А то еще она прощается с Тимофеем Рваным — выстрел застиг его на пути к Лушке, и он валяется на земле, продавив мертвой головой прутья забора. Лушка прощается с ним без крика, без причитаний. Она говорит с ним тихо и ровно, как с живым. И даже руку его, повисшую плетью, гладит так осторожно, как будто эта рука еще может почувствовать ее ласку и ответить на нее. И вы, всем сердцем понимая справедливость возмездия, настигшего Тимофея, в эти секунды вместе с Лушкой надеетесь, что он отзовется. И когда Лушка подходит к Макару Нагульнову, убившему Рваного, опускается рядом с ним на землю и сидит молча, бессильная и беззлобная, разом потерявшая и силу сопротивления и силу жизни, невозможно примириться с тем, что кто-то взял и погасил одним махом эти сияющие жизненные краски. Они отгорели, отпылали и, может быть, навсегда. Теперь Лушка прощается не только с Тимошкой, но и с Гремячим Логом, со всей своей прошлой беззаботной, несмотря ни на что, жизнью. И только когда уходит вдаль, вы видите, как все в ней опустело. Она идет медленно, незрячая, с чуть поникшей спиной, неверно ступая отяжелевшими ногами.
А силы в доронинской Лушке было много, хоть отбавляй.
Сила властная, притягательная — в ее крупноватой неполной фигуре. В почти квадратных очертаниях полуоткрытого рта. В веселых капризных ямочках. В пластичной и горделивой естественности. В статности. В сознании своей красоты.
Лушка Дорониной необыкновенно красива. Ее не может испортить ни растрепанная коса, ни самодельная бесформенная рубашка из грубого полотна, ни повязанная крестом глухая косынка. Надетая низко, до самых бровей, по-монашески, она может изуродовать любое лицо, но не это. Это становится только более строгим, суриковским. В нем — воля и скрытый мятеж.
«От Лушки не уйдет», — говорит о Тимофее Рваном Нагульнов. Говорит без всякого юмора, с горькой, проверенной на себе убежденностью. Так и случилось — Тимофей Рваный погиб у самого хутора, пробираясь к Лушке. А Лушка Дорониной вовсе и не требует чьей-то гибели. Если и есть в ней злость, то злость не от ненавистничества, а от жизненной силы, которую неизвестно на что расходовать.
Может быть, и есть в ней расчет, но не мелкий, не копеечный, а идущий от потребности быть с лучшим, самым интересным, самым заметным. Ей просто необходимо пробовать свою власть. Захотела — опутала, закружила страстью. Но и сама отдает страсть сполна, тратит себя щедро, не оглядываясь и не приберегая остаток на завтра.
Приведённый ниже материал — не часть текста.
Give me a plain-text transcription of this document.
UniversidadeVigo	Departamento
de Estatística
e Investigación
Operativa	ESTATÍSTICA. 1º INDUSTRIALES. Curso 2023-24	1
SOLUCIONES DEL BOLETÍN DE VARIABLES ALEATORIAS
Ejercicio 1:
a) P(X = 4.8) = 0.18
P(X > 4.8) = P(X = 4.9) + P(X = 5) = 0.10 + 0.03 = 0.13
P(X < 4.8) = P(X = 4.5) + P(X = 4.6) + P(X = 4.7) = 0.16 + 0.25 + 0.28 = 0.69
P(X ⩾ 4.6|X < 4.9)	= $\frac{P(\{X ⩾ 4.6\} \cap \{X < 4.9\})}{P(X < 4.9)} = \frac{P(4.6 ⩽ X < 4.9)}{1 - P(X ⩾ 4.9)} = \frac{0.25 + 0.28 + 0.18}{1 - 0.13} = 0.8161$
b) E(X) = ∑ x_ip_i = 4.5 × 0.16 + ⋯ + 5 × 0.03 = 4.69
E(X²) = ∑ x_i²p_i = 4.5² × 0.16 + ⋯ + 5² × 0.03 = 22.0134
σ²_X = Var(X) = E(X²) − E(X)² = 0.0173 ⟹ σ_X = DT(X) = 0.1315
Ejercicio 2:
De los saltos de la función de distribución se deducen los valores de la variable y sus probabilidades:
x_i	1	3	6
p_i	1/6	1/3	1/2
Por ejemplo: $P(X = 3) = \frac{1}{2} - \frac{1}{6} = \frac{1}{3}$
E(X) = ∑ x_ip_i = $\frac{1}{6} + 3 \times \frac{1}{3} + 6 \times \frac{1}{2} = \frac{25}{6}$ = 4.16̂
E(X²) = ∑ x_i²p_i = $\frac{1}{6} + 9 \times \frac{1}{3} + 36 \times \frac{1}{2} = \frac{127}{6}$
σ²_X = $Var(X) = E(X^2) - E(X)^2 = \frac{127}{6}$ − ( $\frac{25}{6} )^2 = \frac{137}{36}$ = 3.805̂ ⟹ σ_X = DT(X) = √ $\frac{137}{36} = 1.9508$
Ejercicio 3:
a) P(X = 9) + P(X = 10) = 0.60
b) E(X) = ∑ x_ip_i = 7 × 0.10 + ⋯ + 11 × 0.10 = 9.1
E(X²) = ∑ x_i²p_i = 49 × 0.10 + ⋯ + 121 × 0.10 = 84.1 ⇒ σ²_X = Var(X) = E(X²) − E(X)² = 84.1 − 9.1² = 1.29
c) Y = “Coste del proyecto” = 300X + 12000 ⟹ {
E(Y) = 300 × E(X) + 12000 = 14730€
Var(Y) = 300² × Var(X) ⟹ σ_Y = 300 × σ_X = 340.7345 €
Этой Лушке нужна любовь сжигающая, неистовая, без берегов. Ради такой она, наверное, и на подвиг могла бы пойти — смелости у нее на десятерых. Но женское, плотское начало поглотило Лушкин недюжинный от природы ум. Потому-то и кажется ей, что у людей, готовых жертвовать наслаждением ради большого дела, «кровя заржавели».
Но есть, есть в этой доронинской Лушке что-то еще, кроме очевидной, выставленной напоказ, зовущей и опустошающей женственности. Она слишком незаурядна, чтобы не томиться странной бесплодностью своего существования. Не потому ли так тянется она к Тимошке Рваному, что с ним связана хотя бы острота таинственного, опасность, горячащая кровь тайна?
Ведь трусости, охоты прожить потише и посытнее в доронинской Лушке совсем нет. Беду она встречает стойко и не сдается до самой последней минуты.
Она стоит посреди своей хаты неприбранная, смятенная, в черных полусапожках, натянутых впопыхах на голые ноги. Тревогу укрыла за обычным, вызывающим и нахальным кокетством. Яркие, диковатые глаза насторожены.
Нагульнову и Разметнову придется потерпеть. Доронинская Лушка собирается неторопливо, как на гулянку. Потягивается, разминает плечи, оправляет сорочку, простонародным жестом — тремя пальцами, сложенными лопаточкой, — разглаживает вмятину на белой ключице… Двоим мужикам, из которых один так и не излечился от любви к «предбывшей супруге», приходится нелегко.
Лушка Дорониной все делает щедро, в полную меру души. Презирает — так настолько, что даже в темную яму подпола шагнет, не оглянувшись. Смеется так, что все вокруг начинает звенеть ее смехом. Страдает от предстоящей разлуки с родным хутором так, что ее уход звучит трагедийно. Трагедия доронинской Лушки в том, что она не знает, зачем живет. Это трагедия заблуждения, в которой есть своя правда.
Своя, всегда большая, ярко высвеченная правда существования делает чудом простые вещи, которые совершает на сцене Татьяна Доронина.